I strongly believe that to not know is better than to know. To know that I can know more is a far more exhilarating feeling than knowing what I already know. Knowledge is powerful but the pursuit of it is sublime. To travel into the unknown; a new country with new culture, new people living different lives. What a feeling it is to travel to the unknown, and find yourself lost in another world, one you get to discover. 

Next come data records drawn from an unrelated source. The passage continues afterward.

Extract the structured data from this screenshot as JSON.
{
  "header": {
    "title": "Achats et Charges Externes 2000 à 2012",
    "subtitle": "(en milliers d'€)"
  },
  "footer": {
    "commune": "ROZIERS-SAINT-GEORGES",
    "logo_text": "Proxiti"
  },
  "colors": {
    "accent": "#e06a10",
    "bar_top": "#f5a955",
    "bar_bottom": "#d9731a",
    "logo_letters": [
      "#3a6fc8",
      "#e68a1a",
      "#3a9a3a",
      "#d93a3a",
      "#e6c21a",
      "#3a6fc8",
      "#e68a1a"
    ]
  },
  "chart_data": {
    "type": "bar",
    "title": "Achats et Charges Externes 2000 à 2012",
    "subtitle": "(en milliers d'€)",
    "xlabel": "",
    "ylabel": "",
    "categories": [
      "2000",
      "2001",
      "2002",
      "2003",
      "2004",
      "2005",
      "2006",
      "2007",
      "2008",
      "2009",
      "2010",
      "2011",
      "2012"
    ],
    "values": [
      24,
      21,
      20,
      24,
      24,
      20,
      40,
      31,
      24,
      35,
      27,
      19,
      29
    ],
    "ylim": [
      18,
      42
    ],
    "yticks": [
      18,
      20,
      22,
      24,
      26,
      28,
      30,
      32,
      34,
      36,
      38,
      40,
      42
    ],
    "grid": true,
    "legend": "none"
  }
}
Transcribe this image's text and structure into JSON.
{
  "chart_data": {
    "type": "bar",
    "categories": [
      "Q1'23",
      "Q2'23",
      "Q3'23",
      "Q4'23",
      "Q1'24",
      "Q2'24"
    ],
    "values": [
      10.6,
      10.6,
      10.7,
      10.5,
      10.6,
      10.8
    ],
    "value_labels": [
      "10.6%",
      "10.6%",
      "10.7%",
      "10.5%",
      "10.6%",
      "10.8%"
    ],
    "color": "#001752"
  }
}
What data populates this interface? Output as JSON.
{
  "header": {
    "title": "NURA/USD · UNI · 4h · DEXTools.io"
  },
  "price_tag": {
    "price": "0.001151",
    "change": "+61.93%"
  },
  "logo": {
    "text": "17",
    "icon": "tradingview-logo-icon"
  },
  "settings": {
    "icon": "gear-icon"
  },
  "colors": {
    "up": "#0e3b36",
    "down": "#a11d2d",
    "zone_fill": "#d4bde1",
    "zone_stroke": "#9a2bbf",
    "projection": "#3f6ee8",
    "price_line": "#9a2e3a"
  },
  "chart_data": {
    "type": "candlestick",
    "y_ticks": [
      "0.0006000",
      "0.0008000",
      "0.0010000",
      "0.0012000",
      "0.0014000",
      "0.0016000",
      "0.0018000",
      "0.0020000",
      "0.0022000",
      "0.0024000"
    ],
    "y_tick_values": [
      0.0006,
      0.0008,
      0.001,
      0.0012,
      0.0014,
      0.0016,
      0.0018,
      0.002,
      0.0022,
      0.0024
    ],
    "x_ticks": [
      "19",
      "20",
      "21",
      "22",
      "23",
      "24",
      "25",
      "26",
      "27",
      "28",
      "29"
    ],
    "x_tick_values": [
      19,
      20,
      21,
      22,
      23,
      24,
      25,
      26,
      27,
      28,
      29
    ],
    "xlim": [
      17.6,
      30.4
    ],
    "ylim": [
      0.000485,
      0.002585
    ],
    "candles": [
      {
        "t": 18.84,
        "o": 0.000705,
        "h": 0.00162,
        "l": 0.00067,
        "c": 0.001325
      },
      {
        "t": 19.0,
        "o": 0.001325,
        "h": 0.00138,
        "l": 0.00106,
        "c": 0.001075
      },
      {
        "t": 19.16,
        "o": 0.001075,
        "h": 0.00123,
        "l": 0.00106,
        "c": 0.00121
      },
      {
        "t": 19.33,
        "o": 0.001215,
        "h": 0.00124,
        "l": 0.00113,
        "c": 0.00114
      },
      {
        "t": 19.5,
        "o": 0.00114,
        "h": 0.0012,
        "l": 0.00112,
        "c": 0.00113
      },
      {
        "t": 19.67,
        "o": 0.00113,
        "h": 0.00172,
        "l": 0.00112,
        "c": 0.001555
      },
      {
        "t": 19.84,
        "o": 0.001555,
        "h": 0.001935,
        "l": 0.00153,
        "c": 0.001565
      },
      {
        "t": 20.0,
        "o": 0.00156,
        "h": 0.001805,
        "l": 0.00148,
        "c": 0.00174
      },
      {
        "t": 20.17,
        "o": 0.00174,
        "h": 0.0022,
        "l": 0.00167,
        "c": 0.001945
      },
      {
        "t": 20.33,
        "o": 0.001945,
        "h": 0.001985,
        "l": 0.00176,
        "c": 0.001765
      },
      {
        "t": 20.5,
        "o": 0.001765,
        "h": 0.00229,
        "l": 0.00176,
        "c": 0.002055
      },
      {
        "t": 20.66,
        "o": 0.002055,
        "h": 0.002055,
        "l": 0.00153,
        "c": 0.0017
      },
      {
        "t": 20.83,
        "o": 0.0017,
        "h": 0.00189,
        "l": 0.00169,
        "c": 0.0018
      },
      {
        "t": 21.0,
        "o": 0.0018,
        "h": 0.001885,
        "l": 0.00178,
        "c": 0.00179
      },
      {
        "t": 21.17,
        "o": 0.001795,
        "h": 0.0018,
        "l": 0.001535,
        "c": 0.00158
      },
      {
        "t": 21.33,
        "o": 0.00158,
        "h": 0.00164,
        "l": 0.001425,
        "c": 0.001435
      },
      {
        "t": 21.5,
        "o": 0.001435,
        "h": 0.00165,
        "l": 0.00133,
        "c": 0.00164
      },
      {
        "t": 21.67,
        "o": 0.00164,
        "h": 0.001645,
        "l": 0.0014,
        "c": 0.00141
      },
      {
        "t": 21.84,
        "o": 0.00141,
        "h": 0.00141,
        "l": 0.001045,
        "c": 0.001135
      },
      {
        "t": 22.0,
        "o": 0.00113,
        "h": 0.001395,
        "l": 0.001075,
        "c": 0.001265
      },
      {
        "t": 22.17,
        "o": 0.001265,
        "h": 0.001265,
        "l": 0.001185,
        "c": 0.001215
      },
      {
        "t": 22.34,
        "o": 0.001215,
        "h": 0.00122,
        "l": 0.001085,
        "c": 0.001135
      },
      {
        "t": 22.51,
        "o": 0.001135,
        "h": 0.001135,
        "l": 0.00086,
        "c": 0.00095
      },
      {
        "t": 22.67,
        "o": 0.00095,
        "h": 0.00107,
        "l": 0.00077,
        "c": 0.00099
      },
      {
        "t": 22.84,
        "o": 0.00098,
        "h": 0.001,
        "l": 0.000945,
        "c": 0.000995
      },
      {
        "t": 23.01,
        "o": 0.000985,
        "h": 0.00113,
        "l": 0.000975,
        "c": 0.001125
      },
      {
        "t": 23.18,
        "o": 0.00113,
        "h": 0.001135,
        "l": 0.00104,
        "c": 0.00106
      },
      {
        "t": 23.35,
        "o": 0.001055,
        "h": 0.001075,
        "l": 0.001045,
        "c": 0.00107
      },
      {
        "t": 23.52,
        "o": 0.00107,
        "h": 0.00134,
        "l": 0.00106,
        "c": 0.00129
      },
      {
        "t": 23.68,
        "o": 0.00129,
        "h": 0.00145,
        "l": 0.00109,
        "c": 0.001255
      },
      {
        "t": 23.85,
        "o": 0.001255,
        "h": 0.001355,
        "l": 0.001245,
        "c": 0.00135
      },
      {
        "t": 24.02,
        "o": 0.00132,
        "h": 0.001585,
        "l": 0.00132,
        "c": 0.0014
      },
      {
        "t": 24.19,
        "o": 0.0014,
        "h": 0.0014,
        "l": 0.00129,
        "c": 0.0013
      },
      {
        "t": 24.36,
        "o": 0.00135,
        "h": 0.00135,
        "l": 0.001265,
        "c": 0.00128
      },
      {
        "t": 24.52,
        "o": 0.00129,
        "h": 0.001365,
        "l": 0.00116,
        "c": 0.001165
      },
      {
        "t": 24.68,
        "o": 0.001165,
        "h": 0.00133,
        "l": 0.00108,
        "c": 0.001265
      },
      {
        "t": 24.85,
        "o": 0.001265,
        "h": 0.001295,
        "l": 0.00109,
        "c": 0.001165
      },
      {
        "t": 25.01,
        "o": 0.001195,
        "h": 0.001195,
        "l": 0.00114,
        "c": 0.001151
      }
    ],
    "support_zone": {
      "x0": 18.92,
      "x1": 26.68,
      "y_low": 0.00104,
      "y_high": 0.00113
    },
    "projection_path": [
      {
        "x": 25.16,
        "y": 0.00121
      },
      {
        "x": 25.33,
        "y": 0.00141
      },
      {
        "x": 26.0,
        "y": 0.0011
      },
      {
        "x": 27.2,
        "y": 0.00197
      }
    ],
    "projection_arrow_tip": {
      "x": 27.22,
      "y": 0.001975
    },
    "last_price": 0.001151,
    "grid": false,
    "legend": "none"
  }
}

2 replies on “Encomium on the Unknown”

I like your point that the unknown can be fun to explore, but I am lost on a lot of your other points. What do you mean by the pursuit of knowledge? why is it sublime? Why is it really better to not know? What lead you to that belief? What do you mean by “To know that I can know more is a far more exhilarating feeling than knowing what I already know.” Are you inferring that there is a limit to knowledge? If you aren’t how can you compare that to not knowing? If there is no limit to knowledge than these two feelings shouldn’t be comparable. Without sounding too harsh it feels like you are throwing out a bunch of lofty statements without any personal or textual evidence. I like your aim and that you are trying to highlight the pleasure of the unknown, but I think you need to flesh out more of your ideas and make clear concise arguments.

I like your rather poetic approach to an encomium, and while being short, it does seem to reflect that you did the reading. I think though you might have included a more direct reference, perhaps a brief quote, given the nature of this project. You could do this in an “artful” way, without it becoming a simple academic summary.

Also, because your artful approach puts a lot of pressure on words and the structure of language, let me comment on that. Not that semi-colons only ever do ONE thing; they separate two independent clauses. As you know, an ind clause is a complete sentence that can stand on it’s own; you fuse together two ind clauses with a semi-colon, as I’ve done with the last two sentences.